Way back in the dawn of automobile manufacturing (and probably before) Fisher Coach was its own company building bodies of cars, wagons, etc for other companies that build the chassis and running gears, similar to Pinifarina in Europe, and half a dozen coach builders here in the US. Back in the 20's and 30's you could have a custom body contructed to be put on most any higher end chassis. Fisher plants were co located with the GM assembly plants but maintained a mostly separate organization. They were esentially subcontractors to GM assembling "Body Tubs" for GM to finish assembling into completed cars. GM paid Fisher for each Body Tub they assembled.
Before 1926 fisher was building bodies for just about anyone in Detroit that was building cars. Between 1916 and 1926 they had a capcity of 370000 bodies a year and they built for Abbot, Buick, Cadillac, Chalmers, Chandler, Chevrolet, Churchfield, Elmore, EMF, Ford, Herreshoff, Hudson, Krit, Oldsmobile, Packard, Regal, and Studebaker.

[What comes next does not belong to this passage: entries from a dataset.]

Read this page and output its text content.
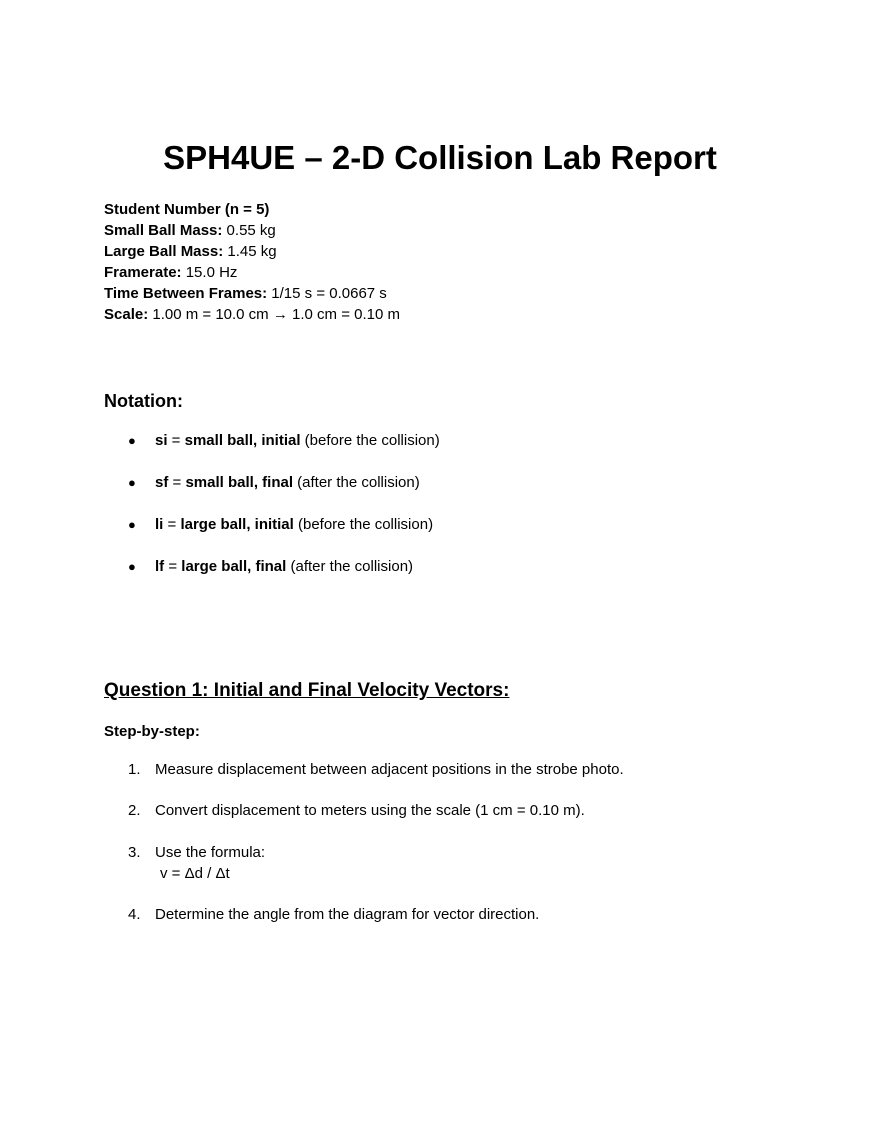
SPH4UE – 2-D Collision Lab Report
Student Number (n = 5)
Small Ball Mass: 0.55 kg
Large Ball Mass: 1.45 kg
Framerate: 15.0 Hz
Time Between Frames: 1/15 s = 0.0667 s
Scale: 1.00 m = 10.0 cm → 1.0 cm = 0.10 m
Notation:
● si = small ball, initial (before the collision)
● sf = small ball, final (after the collision)
● li = large ball, initial (before the collision)
● lf = large ball, final (after the collision)
Question 1: Initial and Final Velocity Vectors:
Step-by-step:
1. Measure displacement between adjacent positions in the strobe photo.
2. Convert displacement to meters using the scale (1 cm = 0.10 m).
3. Use the formula:
v = Δd / Δt
4. Determine the angle from the diagram for vector direction.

Back in 1926 Fisher Body was bought out by GM (they already owned 60% of Fishers Shares) and they became a separate Division within GM. GM complained that Fisher built their assembly plant too far away from GMs plants and were therby holding their production up, so they bought them and moved their plants next to GM assembly plants to cut down on delays. Fisher was paid on cost plus basis and allegedly had some inefficient processes that were increasing the prices of the bodies that GM had to pay. So GM felt it was in their best interest to buy Fisher body up, locate the assembly plants near theirs, and change their processes to be more efficient. Up until about the mid 70's they remained a separate division within GM but at that point they were completely absorbed and just became part of GM. Up until that time they maintained their own separate identity, organization and personel.